New Stuff

Yes, I am still here. Swamped at work. You've heard it all before.

Here are a couple interesting things that crossed my desk recently.

First, HQ W968392 asks the fascinating question of whether a stone "Ushabti of Neferhotep," dating from 1479-1400 BC, are properly classifiable in heading 9703 as original sculptures, 9705 as a collectors piece of historical, archaeological or ethnographic interest or in heading 9706, HTSUS, which provides for antiques of an age exceeding one hundred years, might be more applicable. Good question.

It turns out that because this was a relatively common type of object in ancient Egypt, it lacks the quality of artistic originality necessary for 9703. Also, while it is clearly an antique, Customs held that it was better described as a collectors piece of archaeological or ethnographic interest.
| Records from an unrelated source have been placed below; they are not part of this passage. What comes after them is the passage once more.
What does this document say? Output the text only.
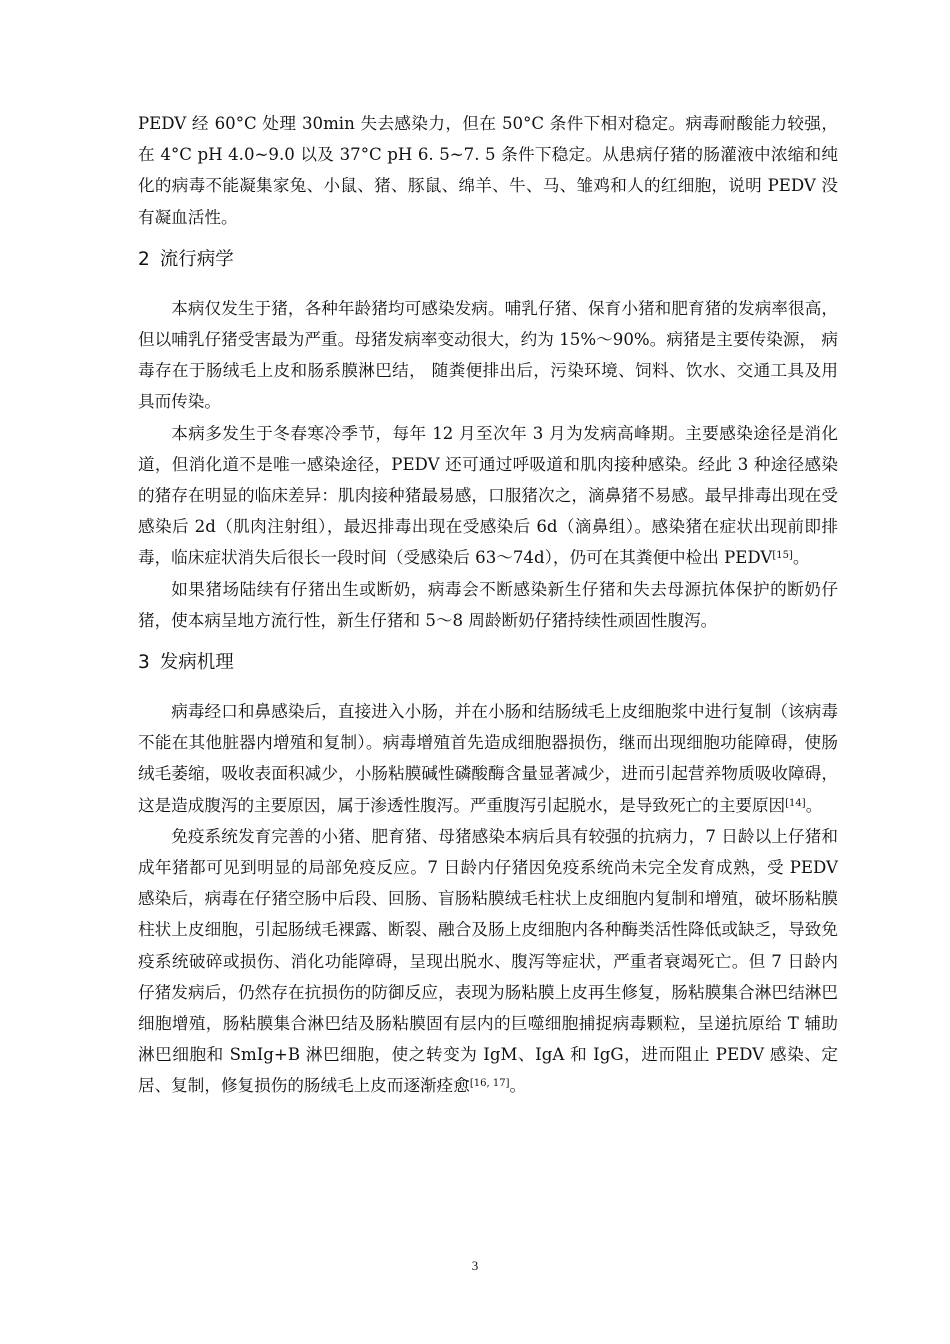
PEDV 经 60°C 处理 30min 失去感染力，但在 50°C 条件下相对稳定。病毒耐酸能力较强，在 4°C pH 4.0~9.0 以及 37°C pH 6. 5~7. 5 条件下稳定。从患病仔猪的肠灌液中浓缩和纯化的病毒不能凝集家兔、小鼠、猪、豚鼠、绵羊、牛、马、雏鸡和人的红细胞，说明 PEDV 没有凝血活性。

2 流行病学

本病仅发生于猪，各种年龄猪均可感染发病。哺乳仔猪、保育小猪和肥育猪的发病率很高，但以哺乳仔猪受害最为严重。母猪发病率变动很大，约为 15%～90%。病猪是主要传染源， 病毒存在于肠绒毛上皮和肠系膜淋巴结， 随粪便排出后，污染环境、饲料、饮水、交通工具及用具而传染。

本病多发生于冬春寒冷季节，每年 12 月至次年 3 月为发病高峰期。主要感染途径是消化道，但消化道不是唯一感染途径，PEDV 还可通过呼吸道和肌肉接种感染。经此 3 种途径感染的猪存在明显的临床差异：肌肉接种猪最易感，口服猪次之，滴鼻猪不易感。最早排毒出现在受感染后 2d（肌肉注射组），最迟排毒出现在受感染后 6d（滴鼻组）。感染猪在症状出现前即排毒，临床症状消失后很长一段时间（受感染后 63～74d），仍可在其粪便中检出 PEDV[15]。

如果猪场陆续有仔猪出生或断奶，病毒会不断感染新生仔猪和失去母源抗体保护的断奶仔猪，使本病呈地方流行性，新生仔猪和 5～8 周龄断奶仔猪持续性顽固性腹泻。

3 发病机理

病毒经口和鼻感染后，直接进入小肠，并在小肠和结肠绒毛上皮细胞浆中进行复制（该病毒不能在其他脏器内增殖和复制）。病毒增殖首先造成细胞器损伤，继而出现细胞功能障碍，使肠绒毛萎缩，吸收表面积减少，小肠粘膜碱性磷酸酶含量显著减少，进而引起营养物质吸收障碍，这是造成腹泻的主要原因，属于渗透性腹泻。严重腹泻引起脱水，是导致死亡的主要原因[14]。

免疫系统发育完善的小猪、肥育猪、母猪感染本病后具有较强的抗病力，7 日龄以上仔猪和成年猪都可见到明显的局部免疫反应。7 日龄内仔猪因免疫系统尚未完全发育成熟，受 PEDV 感染后，病毒在仔猪空肠中后段、回肠、盲肠粘膜绒毛柱状上皮细胞内复制和增殖，破坏肠粘膜柱状上皮细胞，引起肠绒毛裸露、断裂、融合及肠上皮细胞内各种酶类活性降低或缺乏，导致免疫系统破碎或损伤、消化功能障碍，呈现出脱水、腹泻等症状，严重者衰竭死亡。但 7 日龄内仔猪发病后，仍然存在抗损伤的防御反应，表现为肠粘膜上皮再生修复，肠粘膜集合淋巴结淋巴细胞增殖，肠粘膜集合淋巴结及肠粘膜固有层内的巨噬细胞捕捉病毒颗粒，呈递抗原给 T 辅助淋巴细胞和 SmIg+B 淋巴细胞，使之转变为 IgM、IgA 和 IgG，进而阻止 PEDV 感染、定居、复制，修复损伤的肠绒毛上皮而逐渐痊愈[16, 17]。

3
It must be late, because for some reason, I find this fascinating. I would have loved to have been at the meetings with the client, Sotheby's, and Customs.

Second, someone read Tradewind Farms and let me know if I am crazy. It seems to me that the Court of International Trade just made it impossible for anyone to protest Customs' failure to treat something as classifiable in an actual use provision unless the claim was made at the time of entry or pursuant to 19 C.F.R. § 10.134. The reasoning seems to be that there are regulations for making these claims and they need to be followed.

Except that they don't. If an importer fails to make a GSP claim at the time of entry and can later prove that GSP applied, it can file a protest. Same goes for 9801 and 9802. Again, it is late and I may be missing something. Is there something special about actual use provisions that prevents Customs from correcting a liquidation based on proof of actual use? Would a Supplemental Information Letter work for an unliquidated entry?

Lastly, I have started riding my bike to work again. I hope to do that about three times a week. Its good for me, its good for you too because my carbon footprint is decreased. Except that my train still runs without me, meaning I waste that fuel by creating an empty seat. On the other hand, today was my third bike commute and I am aching all over. And, I only rode home today. Go figure. Some good pictures of Chicago area biking are here and here.

Comments

Anonymous said…
Larry, you're not crazy. The CIT is just saying that an actual use provision classification is a different animal, and
"Thus, under this regulation it is not
sufficient that an importer intend a particular use for its
merchandise, it must demonstrate that intention at the time of
entry by following specific procedures." ("This regulation" is here referring to 19 C.F.R. § 10.134.)
The lesson here is, if you want to classify an import under a lower duty rate available to you through an actual use provision, make sure you file a written declaration of actual use at the time of entry. Otherwise you're stuck with whatever classification CBP decides to give you. But I'll bet you're right, that if Tradewind Farms filed a PEA or SIL, they could have got around that procedural requirement. It sounds to me like they just weren't paying attention.
Oh, and interesting bit on the Egyptian artifact. While the distinction between "antiques of an age exceeding 100 years" and "a collector's piece of historical, archeological or ethnographic interest" is somewhat artificial, it still feels like the proper classification. The word "antique" seems to imply that the object still has some practical value (though this isn't always the case) whereas "artifact" seems to imply something that is solely used for display. And very old, older than an antique.
Lastly, at least you live in a city that has a useful mass transit system. Here in Houston, if you don't have a car, you're not going anywhere.